Chroniques

par laurent bergnach

Georg Friedrich Händel
Belshazzar | Balthasar

1 coffret 3 CD Éditions Arts Florissants (2013)
AF.001
Georg Friedrich Händel | Belshazzar

« Lorsque j’étais jeune, confie William Christie, les disques constituaient pour moi de véritable outils pédagogiques. » Durant les trente dernières années, à son tour, le directeur artistique des Arts Florissants a contribué à enrichir le patrimoine baroque en enregistrant, pour de nombreux labels (Harmonia Mundi, Virgin Classic, Warner Classics, etc.), les incontournables Campra, Charpentier, Händel, Haydn, Lully, Monteverdi, Purcell, Rameau comme les plus rares Bouzignac, Clérambault, Desmarets, Mondonville, Moulinié et Rossi – sans oublier le Landi d’Il Sant’Alessio [lire notre critique du DVD]. Après l’aventure de l’académie du Jardin des Voix (2002) [lire notre critique du DVD] et des Arts Flo Juniors (2007), le claveciniste de formation se lance aujourd’hui dans celle de l’édition discographique avec Belshazzar, un oratorio en trois actes du Cher Saxon – près de dix ans après Serse [lire notre critique du CD] –, dont le livret s’inspire de l’Ancien Testament.

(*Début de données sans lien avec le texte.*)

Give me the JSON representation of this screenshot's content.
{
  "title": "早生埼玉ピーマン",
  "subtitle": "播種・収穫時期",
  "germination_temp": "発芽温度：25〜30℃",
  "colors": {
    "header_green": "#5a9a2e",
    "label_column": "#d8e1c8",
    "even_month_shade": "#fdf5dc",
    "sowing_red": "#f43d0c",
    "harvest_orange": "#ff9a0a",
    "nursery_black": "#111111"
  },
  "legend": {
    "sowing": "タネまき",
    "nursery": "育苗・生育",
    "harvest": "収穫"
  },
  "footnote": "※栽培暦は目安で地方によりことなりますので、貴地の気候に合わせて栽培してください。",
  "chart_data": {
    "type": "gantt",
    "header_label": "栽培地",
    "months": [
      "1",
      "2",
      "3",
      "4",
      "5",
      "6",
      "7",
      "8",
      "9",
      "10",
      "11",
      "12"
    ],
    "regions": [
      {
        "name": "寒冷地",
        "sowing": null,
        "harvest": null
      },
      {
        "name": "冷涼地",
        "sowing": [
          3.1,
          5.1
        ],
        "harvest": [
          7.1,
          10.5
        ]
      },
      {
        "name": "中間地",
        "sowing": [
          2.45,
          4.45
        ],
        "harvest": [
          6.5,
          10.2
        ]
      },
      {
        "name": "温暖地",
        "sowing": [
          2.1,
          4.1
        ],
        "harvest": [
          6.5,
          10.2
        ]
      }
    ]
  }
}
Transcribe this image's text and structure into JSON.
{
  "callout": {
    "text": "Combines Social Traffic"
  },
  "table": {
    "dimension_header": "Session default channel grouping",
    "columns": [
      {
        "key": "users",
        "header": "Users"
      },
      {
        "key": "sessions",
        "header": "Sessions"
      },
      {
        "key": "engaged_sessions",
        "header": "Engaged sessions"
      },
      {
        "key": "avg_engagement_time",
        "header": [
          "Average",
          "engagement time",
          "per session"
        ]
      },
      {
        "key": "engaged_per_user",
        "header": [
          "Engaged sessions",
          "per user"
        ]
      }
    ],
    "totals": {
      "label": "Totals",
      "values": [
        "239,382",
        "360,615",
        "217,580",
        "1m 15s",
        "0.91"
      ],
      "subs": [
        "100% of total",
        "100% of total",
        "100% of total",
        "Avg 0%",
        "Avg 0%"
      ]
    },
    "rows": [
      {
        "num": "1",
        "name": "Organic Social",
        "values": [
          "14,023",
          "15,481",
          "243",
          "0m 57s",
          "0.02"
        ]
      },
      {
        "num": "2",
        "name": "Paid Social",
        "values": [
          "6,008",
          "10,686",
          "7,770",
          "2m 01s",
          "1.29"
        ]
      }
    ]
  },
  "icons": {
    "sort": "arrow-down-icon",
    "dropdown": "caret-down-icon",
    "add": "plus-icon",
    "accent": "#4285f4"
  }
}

Un demi-siècle avant notre ère, Belshazzar (Balthazar) succède à son père Nebuchadnezzar (Nabuchodonosor) qui a réduit le peuple d’Israël en esclavage. Sa mère, la reine Nitocris, proche du prophète Daniel, s’inquiète de la gradation des blasphèmes, d’autant que les Perses sont aux portes de Babylone. Elle rappelle l’épisode de « la fournaise sept fois rougie » – qu’on retrouve au cœur de la deuxième parabole d’église de Britten [lire notre critique du DVD] – et invite au repentir avant l’effondrement de l’empire. Son fils se moque et ordonne de fêter Sésach, dieu du vin, en usant des coupes sacrées pillées jadis à Jérusalem. La main de Dieu apparaît alors aux yeux de l’impie, prélude à sa chute.

C’est avec « les plus grandes joies » que Händel, alors plus distant de l’opéra italien, met en musique la pièce « noble » et « singulière » de Charles Jennens avec lequel il collabore pour la cinquième fois depuis Saul (1738) [lire notre critique du CD]. L’oratorio est créé au King’s Theatre de Londres le 27 mars 1745, donnant lieu à seulement seize représentations sur les vingt-quatre prévues. Dans l’espoir de reprises, il corrige plusieurs fois sa partition jusqu’en 1751, se prêtant « à des compromis terribles, mutilant, transposant, sacrifiant son inspiration », comme le regrette Christie. Au moment d’enregistrer, un choix subjectif s’est porté sur « le meilleur parmi les différentes versions » – lesquelles sont évoquées par les signataires variés de la notice.

La distribution réunie est celle qui défendait l’ouvrage sur scène, la veille de l’enregistrement au Conservatoire Maurice Ravel de Levallois-Perret [lire notre chronique du 18 décembre 2012]. Allan Clayton incarne le rôle-titre avec un chant sain, stable et expressif, mordant lors de son appel à l’ivresse. Rosemary Joshua (Nitocris) intervient avec une aisance un peu tremblée. Agile et impactée, le mezzo Caitlin Hulcup apporte une vraie présence au personnage de Cyrus, de même que Iestyn Davies à celui de Daniel, sans jamais forcer sa voix claire, caressante et nuancée. Jonathan Lemalu (Gobrias) s’avère plus poussif, mais ce baryton-basse demeure sonore et d’une belle profondeur. Quant à lui, William Christie unit une fois de plus l’élégance à la fougue.

Cette première livraison du label est un bel objet dans le fond mais encore dans la forme (malgré quelques coquilles dans la reproduction du livret), avec une présentation originale des trois disques dans une pochette à soufflets et la présence d’une brève fiction commandée à Jean Echenoz, intitulée À Babylone et pleine de malice (« Grâce aux sommes obtenues par la vente des belles filles, on dotait largement les moches […] »). Une seconde parution s’annonce déjà pour le printemps prochain : Le jardin de monsieur Rameau, qui célèbre sans doute la disparition du compositeur voilà deux cent cinquante ans.